Should fostering renewable energy sources be a major priority for the UK government?
YES
Juliet Davenport
The government is right with its overarching principle that we’ll need more low-carbon generation to keep the lights on in the future. However, its draft energy bill gets the details wrong on how to achieve it. By focusing on contracts for difference, the proposals risk skewing the market towards nuclear and the “Big Six”, at the expense of renewable energy and smaller suppliers. These overly complex instruments, similar to derivatives, will restrict competition in the market rather than attract the new investment the industry needs, and the result is that consumers will be the losers and will end up having to pay higher prices. Renewable energy sourced in the UK is better for our energy security and will lead to lower and more stable prices in the long run. It will mean that money spent on our energy bills is re-invested here in Britain.

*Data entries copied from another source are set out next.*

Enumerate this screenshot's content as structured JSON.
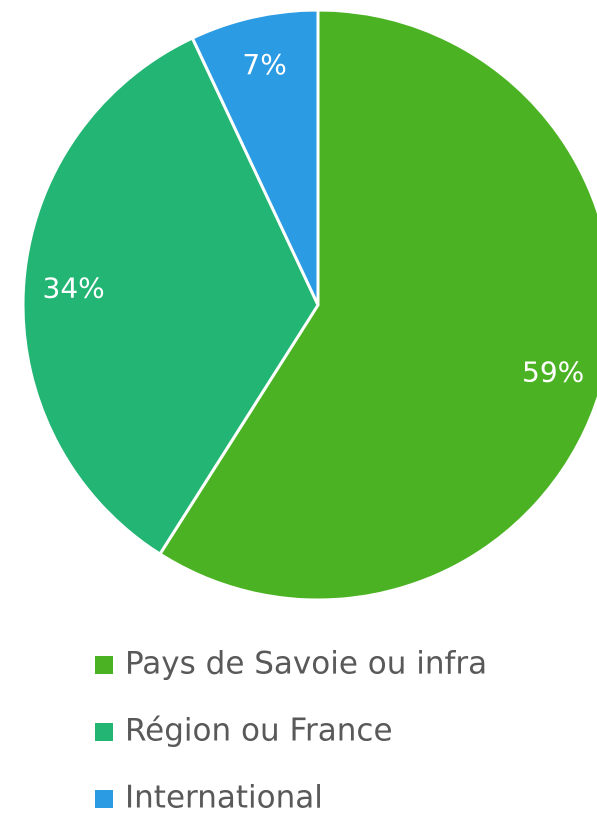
{
  "chart_data": {
    "type": "pie",
    "categories": [
      "Pays de Savoie ou infra",
      "Région ou France",
      "International"
    ],
    "values": [
      59,
      34,
      7
    ],
    "value_labels": [
      "59%",
      "34%",
      "7%"
    ],
    "colors": [
      "#4bb323",
      "#22b573",
      "#2b9be3"
    ],
    "legend": "bottom"
  }
}
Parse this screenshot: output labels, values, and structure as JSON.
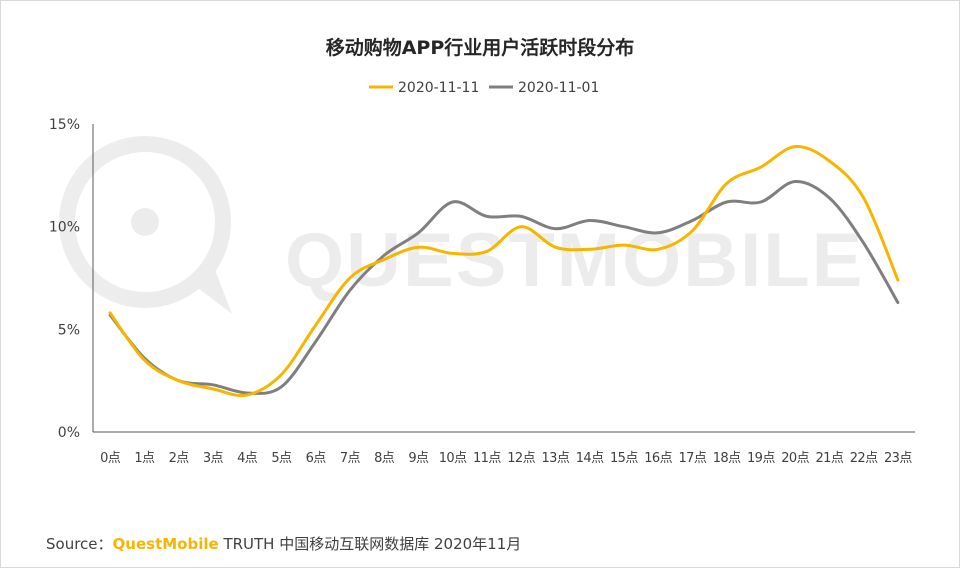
{
  "chart_data": {
    "type": "line",
    "title": "移动购物APP行业用户活跃时段分布",
    "categories": [
      "0点",
      "1点",
      "2点",
      "3点",
      "4点",
      "5点",
      "6点",
      "7点",
      "8点",
      "9点",
      "10点",
      "11点",
      "12点",
      "13点",
      "14点",
      "15点",
      "16点",
      "17点",
      "18点",
      "19点",
      "20点",
      "21点",
      "22点",
      "23点"
    ],
    "series": [
      {
        "name": "2020-11-11",
        "color": "#f7b500",
        "values": [
          5.8,
          3.5,
          2.5,
          2.1,
          1.8,
          2.8,
          5.2,
          7.5,
          8.4,
          9.0,
          8.7,
          8.8,
          10.0,
          9.0,
          8.9,
          9.1,
          8.9,
          9.8,
          12.1,
          12.9,
          13.9,
          13.2,
          11.4,
          7.4
        ]
      },
      {
        "name": "2020-11-01",
        "color": "#7f7f7f",
        "values": [
          5.7,
          3.6,
          2.5,
          2.3,
          1.9,
          2.2,
          4.4,
          6.9,
          8.6,
          9.7,
          11.2,
          10.5,
          10.5,
          9.9,
          10.3,
          10.0,
          9.7,
          10.3,
          11.2,
          11.2,
          12.2,
          11.4,
          9.2,
          6.3
        ]
      }
    ],
    "yticks": [
      "15%",
      "10%",
      "5%",
      "0%"
    ],
    "ylim": [
      0,
      15
    ],
    "legend_position": "top-center",
    "grid": false
  },
  "watermark": "QUESTMOBILE",
  "source": {
    "prefix": "Source：",
    "brand": "QuestMobile",
    "rest": " TRUTH 中国移动互联网数据库 2020年11月"
  }
}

Juliet Davenport is chief executive and founder of Good Energy, Britain’s only 100 per cent renewable electricity supplier.
NO
David Merlin-Jones
British energy policy has been woefully managed for years. These new propositions are a compromise by the government that satisfies no one – they are not green enough for environmentalists and are too costly for consumers. At a time when increasing economic growth is key, the last thing the manufacturing sector needs is higher energy bills. The government should ensure competitive industrial energy prices to revitalise the economy and only after that should it worry about not subsidising nuclear power and promoting more expensive low-tech energy sources. Without a strong, rebalanced economy, Britain will not be able to afford greener energy investments anyway. At best, increasing prices for already hard-up consumers will alienate many from the green agenda and at worst, it will drive hundreds of thousands of households into the fuel poverty that already affects 4m UK households.
Davin Merlin-Jones is a research fellow at Civitas.